DUO Auth proxy via http proxy fails to connect


#1

Hello,

I did a POC with a Windows server and DUO auth proxy with direct internet connection successfully. However in production, the DUO auth proxy requires to connect to internet via an http proxy. The auth config is updated with proxy parameters in the [main] section, but it would simply not use http proxy for some reason. The error with connectivity tool looks like below:

[duoauthproxy.lib.log#warn] The LDAP Server has connectivity problems.
[duoauthproxy.lib.log#info] There are no configuration problems related to connectivity.
[duoauthproxy.lib.log#error] The Auth Proxy was not able to ping Duo at api-xxxxxxxxx.duosecurity.co
[duoauthproxy.lib.log#error] Please check that the api host is correct and that outgoing HTTPS conn
are not blocked, possibly by a firewall.

Additionally, from the same server, I did use the link “https://■■■■/auth/v2/ping” to verify whether port 443 to the api host is allowed via the http proxy which returned status as OK. So I do not see any issue with the http proxy.

{“response”: {“time”: 1543420891}, “stat”: “OK”}

Any pointers on why DUO Auth proxy is not passing traffic via the http proxy will be greatly appreciated.


#2

The connectivity tool unfortunately doesn’t use the proxy parameters in the [main] section to then test the rest of the sections present in authproxy.cfg, giving a potentially misleading result from that tool. We definitely have plans to fix this.

Did you actually try to authenticate and see that the outbound traffic to Duo didn’t respect the configured proxy settings? A good next step is to enable debug logging on your Duo authentication proxy server. Then you can reproduce the issue and check the log file to see what’s happening.


#3

Well yes, I did try to RDP to the server ignoring the connectivity tool output but in vain. Debug mode is enabled in the authproxy.cfg file. Here are some last logs in authproxy.log file before connection termination:

Duo Security Authentication Proxy 2.10.1 - Init Complete
(TCP Port 389 Closed)
(TLS Port 636 Closed)
[duoauthproxy.modules.ldap_server_auto.■■■■tory#info] Stopping factory <duoauthproxy.modules.ldap_server_auto.■■■■tory instance at 0x02C1B7D8>
Main loop terminated.


#4

The log output you pasted is just from the Duo proxy service shutting down.

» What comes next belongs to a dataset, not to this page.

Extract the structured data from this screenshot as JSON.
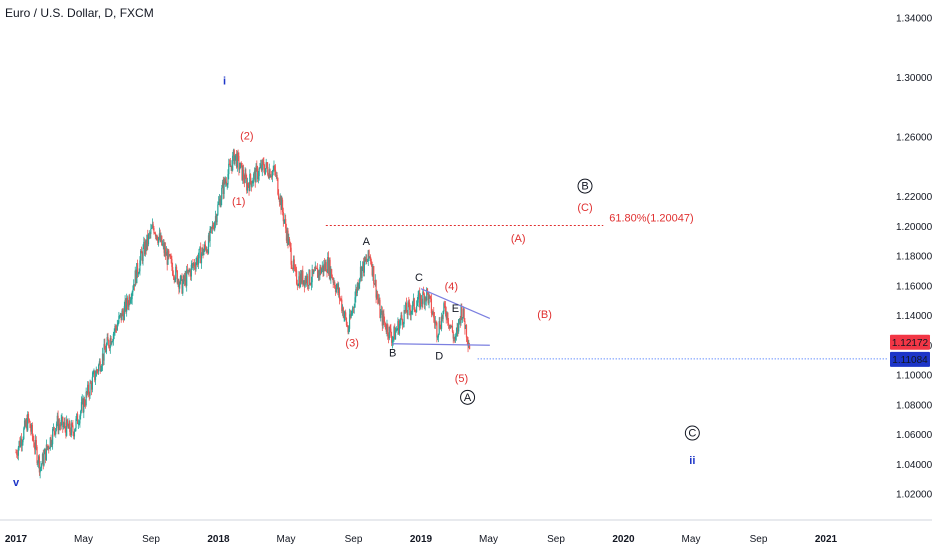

I am not sure what “RDP to the server” and “in vain” means? The Duo proxy service should not interfere with your ability to RDP to the server where the Duo proxy is installed.

I did a POC with a Windows server and DUO auth proxy

Does that mean you did a POC of the Duo proxy installed on a Windows server? Or does that mean you did a POC of Duo for Windows Logon, which is in turn configured to use an http proxy for the outbound connection to Duo, and you have also set up the Duo Authentication proxy on a different system to act as the http proxy used by Duo for Windows Logon?

It might be easier for you to contact Duo Support and work through your use case, configuration, and troubleshooting with one of our support engineers than it would be to try to figure this out in the community forum.